Using TensorFlow backend.


## Zadanie 1 - REINFORCE

<p style='text-align: justify;'>
Celem ćwiczenie jest zaimplementowanie algorytmu REINFORCE. Wagi sieci aktualizowane są zgodnie ze wzorem:
\begin{equation*}
    \theta \leftarrow \theta + \alpha G_t \nabla_\theta log \pi_{\theta}(a_t, s_t | \theta)
\end{equation*}.
</p>

In [3]:
class REINFORCEAgent:
    def __init__(self, action_size, model, get_actions):
        self.action_size = action_size
        self.gamma = 0.99    # discount rate
        self.model = model
        self.get_actions = get_actions
        self.state_memory = []
        self.action_memory = []
        self.reward_memory = []
        self.possible_actions = [0, 1]
        
    def remember(self, state, action, reward):
        # Function adds information to the memory about last action and its results
        self.state_memory.append(state)
        self.action_memory.append(action)
        self.reward_memory.append(reward)

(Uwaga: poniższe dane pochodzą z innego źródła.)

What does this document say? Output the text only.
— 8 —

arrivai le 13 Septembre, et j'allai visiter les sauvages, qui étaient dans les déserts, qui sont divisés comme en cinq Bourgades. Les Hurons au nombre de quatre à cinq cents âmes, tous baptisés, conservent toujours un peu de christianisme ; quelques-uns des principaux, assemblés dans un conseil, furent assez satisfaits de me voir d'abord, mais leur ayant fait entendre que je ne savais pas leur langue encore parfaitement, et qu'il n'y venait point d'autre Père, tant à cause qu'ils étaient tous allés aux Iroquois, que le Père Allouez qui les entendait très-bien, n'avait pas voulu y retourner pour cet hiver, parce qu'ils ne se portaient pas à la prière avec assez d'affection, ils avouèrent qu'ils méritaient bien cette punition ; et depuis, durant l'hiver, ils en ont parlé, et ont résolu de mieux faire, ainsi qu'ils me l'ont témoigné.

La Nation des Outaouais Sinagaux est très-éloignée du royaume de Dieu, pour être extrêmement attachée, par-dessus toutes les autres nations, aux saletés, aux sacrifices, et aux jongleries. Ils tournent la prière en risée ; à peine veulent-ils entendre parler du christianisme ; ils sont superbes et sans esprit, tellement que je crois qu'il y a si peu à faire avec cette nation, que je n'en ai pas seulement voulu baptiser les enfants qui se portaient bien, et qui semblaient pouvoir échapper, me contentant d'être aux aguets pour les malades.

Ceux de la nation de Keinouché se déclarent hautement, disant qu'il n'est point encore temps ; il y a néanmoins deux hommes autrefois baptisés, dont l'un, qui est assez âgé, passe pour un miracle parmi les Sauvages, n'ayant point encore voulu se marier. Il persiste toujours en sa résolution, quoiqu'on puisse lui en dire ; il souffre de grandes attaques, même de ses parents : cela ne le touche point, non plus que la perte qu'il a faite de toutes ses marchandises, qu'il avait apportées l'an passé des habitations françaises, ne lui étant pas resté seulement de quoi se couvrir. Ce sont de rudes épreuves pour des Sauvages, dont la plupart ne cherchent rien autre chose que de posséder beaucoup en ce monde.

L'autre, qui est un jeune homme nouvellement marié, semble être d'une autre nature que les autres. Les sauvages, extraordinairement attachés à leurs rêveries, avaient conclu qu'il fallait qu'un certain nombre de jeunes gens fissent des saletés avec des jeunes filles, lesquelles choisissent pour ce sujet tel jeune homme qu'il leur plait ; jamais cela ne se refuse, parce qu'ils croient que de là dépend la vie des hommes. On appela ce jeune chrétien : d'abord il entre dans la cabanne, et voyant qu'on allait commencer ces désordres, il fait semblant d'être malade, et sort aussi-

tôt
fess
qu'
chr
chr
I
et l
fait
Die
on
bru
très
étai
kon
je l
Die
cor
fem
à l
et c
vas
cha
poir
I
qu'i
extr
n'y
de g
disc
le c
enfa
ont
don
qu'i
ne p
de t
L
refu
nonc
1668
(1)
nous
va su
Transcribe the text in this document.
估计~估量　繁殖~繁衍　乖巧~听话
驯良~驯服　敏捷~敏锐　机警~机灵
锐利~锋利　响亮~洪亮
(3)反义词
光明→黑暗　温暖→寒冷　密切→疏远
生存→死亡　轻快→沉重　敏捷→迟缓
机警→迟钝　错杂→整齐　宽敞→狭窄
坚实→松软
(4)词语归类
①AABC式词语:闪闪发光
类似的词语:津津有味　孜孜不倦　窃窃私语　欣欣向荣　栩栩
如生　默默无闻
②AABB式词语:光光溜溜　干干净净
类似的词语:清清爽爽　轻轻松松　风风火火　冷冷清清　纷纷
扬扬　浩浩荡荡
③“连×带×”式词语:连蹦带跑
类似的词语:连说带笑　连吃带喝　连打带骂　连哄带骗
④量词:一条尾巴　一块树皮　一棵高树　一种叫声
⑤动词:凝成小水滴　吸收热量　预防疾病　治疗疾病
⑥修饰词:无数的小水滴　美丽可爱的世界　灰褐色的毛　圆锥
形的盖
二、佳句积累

    def get_action(self, state):
        """
        Compute the action to take in the current state, basing on policy returned by the network.

        Note: To pick action according to the probability generated by the network
        """
    
        possible_actions = self.possible_actions
        action_probabilities = self.get_actions(state[np.newaxis, :])[0]

        # Pick possible action based on its probabilities from network
        return np.random.choice(self.possible_actions, p = action_probabilities)

    def get_cumulative_rewards(self, rewards, gamma = -1):
        '''
        Take a list of immediate rewards r(s,a) for the whole session
        compute cumulative rewards R(s,a) (a.k.a. G(s,a) in Sutton '16)
        R_t = r_t + gamma*r_{t+1} + gamma^2*r_{t+2} + ...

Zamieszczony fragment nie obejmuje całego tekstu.